The Best (Investors) Prepare For The Worst

With all that is happening in the U.S. and the world today, I thought I’d share the views of noted economist, A. Gary Shilling.

Shilling’s known for calling it as he sees it. In his most recent INSIGHT newsletter Shilling sounds a note of strong pessimism, but thankfully also gives us some direction on how to position our portfolio for what he sees as a sluggish economy ahead.

Economic View

Shilling believes the economy is going to get much worse from here on out. In fact, he is pretty sure we’re headed for another recession in 2012 and perhaps another decade of flat GDP growth. The reasons he cites are high unemployment and federal deficits here at home, regional conflicts abroad, and increasing global unrest.

Shilling also lists nine well-formulated reasons to support his pessimism, but we won’t go into that here. Suffice it to say that his reasons do hold some merit.

Shilling’s List – What To Sell

1. Sell U.S. Home Builders. Shilling believes this sector has over-binged, that home prices could still drop another 20%, and recommends selling home builder stocks if you own any.

2. Sell Realty Investments. He urges real-estate investors (Steve: such as some of my listeners that have second homes and investment properties) to get out now before prices drop further and you’re stuck in a market with no liquidity.

3. Sell U.S. Bank Stocks. Shilling thinks regulatory uncertainty, gridlock in Congress, and underwater mortgage loans will weigh heavily on bank stocks.

4. Sell Commodities. He believes commodity prices are bubbles that will soon pop because of sharply reduced demand in the weakened global economy he’s predicting. He also believes there’s far too much speculation in commodity prices that is removed from reality, and this cannot continue when fundamental demand drops.

5. Sell Emerging Markets’ Stocks. With low returns at home, U.S. and European money has driven up emerging markets’ stocks to unsustainable levels. He sees a correction coming as weak demand from U.S. and Europe grinds emerging economies to a stop, with China most at risk.

Okay – good to know and imbibe into our investment decision-making subconscious mind. Now let’s see what he wants us to buy.

Shilling’s List – What To Buy

1. Rental Apartments. Okay… so he’s negative on housing and thinks the American dream of homeownership has temporarily gone awry (Steve: remember – his thoughts, not mine) so he suggests investing in rental apartments because more Americans will be renting, on tighter budgets that favor apartments. (Steve: in the rest of the world, more people rent and live in apartments than own single-family homes.)

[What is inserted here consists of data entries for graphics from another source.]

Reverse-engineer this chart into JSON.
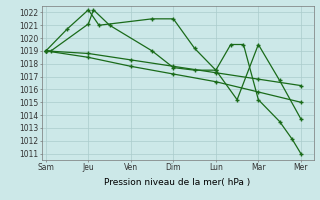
{
  "background_color": "#cce8e8",
  "grid_color": "#aacccc",
  "line_color": "#1a6b1a",
  "xlabel": "Pression niveau de la mer( hPa )",
  "xlabels": [
    "Sam",
    "Jeu",
    "Ven",
    "Dim",
    "Lun",
    "Mar",
    "Mer"
  ],
  "ylim": [
    1010.5,
    1022.5
  ],
  "yticks": [
    1011,
    1012,
    1013,
    1014,
    1015,
    1016,
    1017,
    1018,
    1019,
    1020,
    1021,
    1022
  ],
  "series1_x": [
    0,
    0.5,
    1.0,
    1.25,
    2.5,
    3.0,
    3.5,
    4.0,
    4.5,
    5.0,
    5.5,
    6.0
  ],
  "series1_y": [
    1019,
    1020.7,
    1022.2,
    1021.0,
    1021.5,
    1021.5,
    1019.2,
    1017.5,
    1015.2,
    1019.5,
    1016.7,
    1013.7
  ],
  "series2_x": [
    0,
    0.12,
    1.0,
    1.12,
    1.5,
    2.5,
    3.0,
    3.5,
    4.0,
    4.35,
    4.65,
    5.0,
    5.5,
    5.8,
    6.0
  ],
  "series2_y": [
    1019,
    1019,
    1021.1,
    1022.2,
    1021.0,
    1019.0,
    1017.7,
    1017.5,
    1017.5,
    1019.5,
    1019.5,
    1015.2,
    1013.5,
    1012.1,
    1011.0
  ],
  "series3_x": [
    0,
    1.0,
    2.0,
    3.0,
    4.0,
    5.0,
    6.0
  ],
  "series3_y": [
    1019,
    1018.8,
    1018.3,
    1017.8,
    1017.3,
    1016.8,
    1016.3
  ],
  "series4_x": [
    0,
    1.0,
    2.0,
    3.0,
    4.0,
    5.0,
    6.0
  ],
  "series4_y": [
    1019,
    1018.5,
    1017.8,
    1017.2,
    1016.6,
    1015.8,
    1015.0
  ],
  "figsize": [
    3.2,
    2.0
  ],
  "dpi": 100
}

2. North American Energy. Very simply, with increasing conflicts in oil producing nations (many run by oppressive dictators or monarchs), America plans to reduce its dependence on foreign oil. And since America has a voracious appetite for energy, U.S. energy producers will do well over the long run.

3. Income-Producing Stocks. According to Shilling, the stock market’s gone nowhere over the past 12 years. So he recommends income stocks – utilities, drugs, telecom, preferred shares and the like. (Steve: I agree in that it’s important to have dividend stocks in your portfolio.)

4. Treasury Bonds. Despite all the naysayers, Shilling lays his trust in America. He thinks Treasurys will offer a safe-haven in what he sees as a coming deflationary storm.

5. The American Dollar. And he believes the American dollar will hold its value way better than most other currencies.

So, the good news here is that Shilling isn’t asking us to get out of stocks altogether. He’s just asking us to rebalance our portfolio to play it safe, should his forecast become reality.

Now remember, the list above only reflects one man’s views. So after you read this, please do not rush off to call your broker and execute these trades. Heed Shilling’s advice, talk to your financial advisor, and let your collective best judgment prevail.

If you want to act on nuggets of his advice that make sense for your portfolio then I suggest you use ETFs, futures or indexes that give you the upside while minimizing your downside.

Shilling paints a kind of worst-case scenario. In response, the best investors do not bury their heads in the sand but analyze such points of view – so they can ready themselves should calamity strike. The best also know that no one can predict with certainty what lies ahead. So they keep themselves informed but don’t get overly alarmed or influenced by any one.

So keep a balanced view and a cool head, and invest for the long run.